The most interesting part of being a curator:
The unexpected encounters, the emotion of finding material that was thought to be lost, the possibility of placing different creative processes in dialog to see if that contact sets off any sparks.
What advice would you give to someone who wants to start buying art?
To see a lot. To ask questions and seek opinions when necessary. To investigate and look for connections that can be made between the works one is interested in, as if they could talk among themselves. To get to know the artists; it’s always important to listen to what they have to say regarding what they do.
Can you name a figure that inspires you?
All the figures that aspire to modify the territory they live in by way of their work, words and energies.
A book you would recommend?
I recommend the last book that Renata Cervetto and I edited together, titled Agítese antes de usar. Desplazamientos educativos, sociales y artísticos (Agitate Before Using. Educational, Social and Artistic Shifts), which was a collaboration between TEOR/éTica and MALBA. I know that recommending one’s own books isn’t smiled upon, but I am very enthusiastic about it because the essays and interviews brought together offer an exceptional opportunity to ask ourselves what art’s public role is, and why it is so fundamental to rethink education today. More information here.
A work of art?
I’m in love with this collage by Cecilia Vicuña.

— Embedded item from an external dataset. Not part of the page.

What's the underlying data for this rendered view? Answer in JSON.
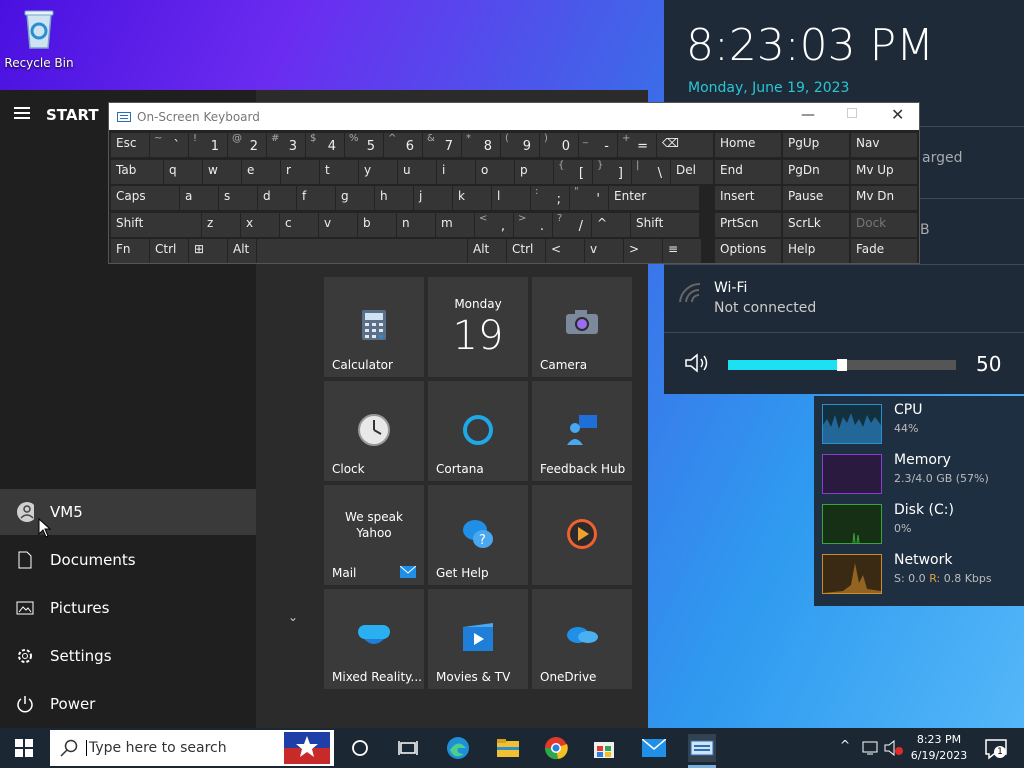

Cecilia Vicuña. Árbol de manos (Tree of Hands), 1974. Collage on paper, 30.5 x 23 cm.
The last exhibition you would highlight?
The Bruce Conner. Es todo cierto (Bruce Conner. It’s All True) exhibition at the Museo Reina Sofía in February of this year.
A 2017 exhibition that you can’t wait to see?

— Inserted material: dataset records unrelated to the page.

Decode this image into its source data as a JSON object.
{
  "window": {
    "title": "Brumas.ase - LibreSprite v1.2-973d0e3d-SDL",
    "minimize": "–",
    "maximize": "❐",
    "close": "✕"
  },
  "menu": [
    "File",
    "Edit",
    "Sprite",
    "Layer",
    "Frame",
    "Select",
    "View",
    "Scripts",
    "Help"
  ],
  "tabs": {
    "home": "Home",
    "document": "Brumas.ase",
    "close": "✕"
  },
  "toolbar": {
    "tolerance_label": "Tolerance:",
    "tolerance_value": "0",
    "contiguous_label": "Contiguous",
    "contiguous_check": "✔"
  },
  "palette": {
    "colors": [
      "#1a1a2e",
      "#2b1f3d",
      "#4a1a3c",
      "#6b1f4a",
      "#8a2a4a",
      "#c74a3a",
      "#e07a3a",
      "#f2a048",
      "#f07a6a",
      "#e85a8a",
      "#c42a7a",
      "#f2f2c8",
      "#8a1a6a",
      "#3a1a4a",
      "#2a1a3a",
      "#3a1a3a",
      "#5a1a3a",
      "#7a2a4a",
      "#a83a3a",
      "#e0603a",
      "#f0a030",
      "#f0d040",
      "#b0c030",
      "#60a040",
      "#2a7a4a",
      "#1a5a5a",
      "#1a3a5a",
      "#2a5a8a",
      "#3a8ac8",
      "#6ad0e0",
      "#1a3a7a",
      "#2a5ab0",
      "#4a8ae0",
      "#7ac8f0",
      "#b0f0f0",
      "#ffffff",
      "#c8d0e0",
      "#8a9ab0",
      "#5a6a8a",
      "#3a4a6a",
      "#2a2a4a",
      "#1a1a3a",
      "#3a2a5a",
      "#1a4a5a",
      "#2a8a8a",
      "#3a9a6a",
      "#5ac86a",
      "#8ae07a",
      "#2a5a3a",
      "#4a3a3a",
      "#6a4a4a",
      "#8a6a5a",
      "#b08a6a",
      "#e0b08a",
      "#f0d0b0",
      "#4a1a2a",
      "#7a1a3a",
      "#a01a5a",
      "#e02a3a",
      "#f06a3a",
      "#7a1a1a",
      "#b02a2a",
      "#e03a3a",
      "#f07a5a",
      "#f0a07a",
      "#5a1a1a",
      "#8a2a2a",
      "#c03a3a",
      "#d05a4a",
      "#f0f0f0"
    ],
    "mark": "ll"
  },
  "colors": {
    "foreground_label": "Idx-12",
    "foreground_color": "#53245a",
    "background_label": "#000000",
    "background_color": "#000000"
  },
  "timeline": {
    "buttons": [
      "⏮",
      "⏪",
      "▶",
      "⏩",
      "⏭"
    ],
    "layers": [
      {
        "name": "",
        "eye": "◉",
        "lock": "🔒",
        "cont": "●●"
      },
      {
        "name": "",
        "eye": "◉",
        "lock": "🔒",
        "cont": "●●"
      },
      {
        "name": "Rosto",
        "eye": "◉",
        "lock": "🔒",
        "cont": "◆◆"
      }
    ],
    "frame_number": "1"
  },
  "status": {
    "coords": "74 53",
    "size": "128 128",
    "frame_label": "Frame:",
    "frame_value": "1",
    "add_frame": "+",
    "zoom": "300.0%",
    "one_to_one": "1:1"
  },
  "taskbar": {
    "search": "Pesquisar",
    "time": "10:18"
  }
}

The Cecilia Vicuña: About to Happen exhibition, co-curated by Andrea Andersson and Julia Bryan-Wilson for the Contemporary Art Center New Orleans; We Wanted a Revolution: Black Radical Women, 1965-1985 which opens in April at the Brooklyn Museum in New York; Radical Women: Latin American Art, 1960-1985 curated by Cecilia Fajardo HIll and Andrea Giunta, which opens in September at the Hammer Museum in Los Angeles; the Jorge Eduardo Eielson retrospective, curated by Sharon Lerner and Gabriela Rangel at the Museo de Arte de Lima; and also the Liliana Maresca retrospective at the Museo de Arte Moderno de Buenos Aires.
Something you would like to visit or do in Buenos Aires?
What I love doing is meeting up with so many friends in the city, although time is always too short…
Where can we follow you on social media?
Miguel A. López
Member of the Curatorial Team of Barrio Joven Chandon
Miguel A. López (Lima, 1983) is a writer, researcher and curator in chief of TEOR/éTica, San José, Costa Rica. His texts and essays have been published in magazines such as Afterall, E-flux journal, Art Journal, ramona, Manifesta Journal, The Exhibitionist, and the Journal of Visual Culture. Outstanding among his recent exhibitions are Frágiles [Fragile Things:]. Patricia Belli. Obras [Works] 1986-2015 at TEOR/éTica, in San José (2016); Teresa Burga. Estructuras de Aires [Structures of Airs] at MALBA, Buenos Aires (co-curated with Agustín Pérez Rubio, 2015); the section Dios es marica [God Is a Fag], for the 31st Bienal de São Paulo (2014); and Perder la forma humana. Una imagen sísmica de los años 80 en América Latina [Losing Human Form: A Seismic Image of the Latin American ‘80s], in collaboration with the Red Conceptualismos del Sur [Southern Conceptualisms Network], Museo Reina Sofía, Madrid (2012). He is the co-founder of Bisagra, an independent visual arts space opened in Lima functioning since 2014.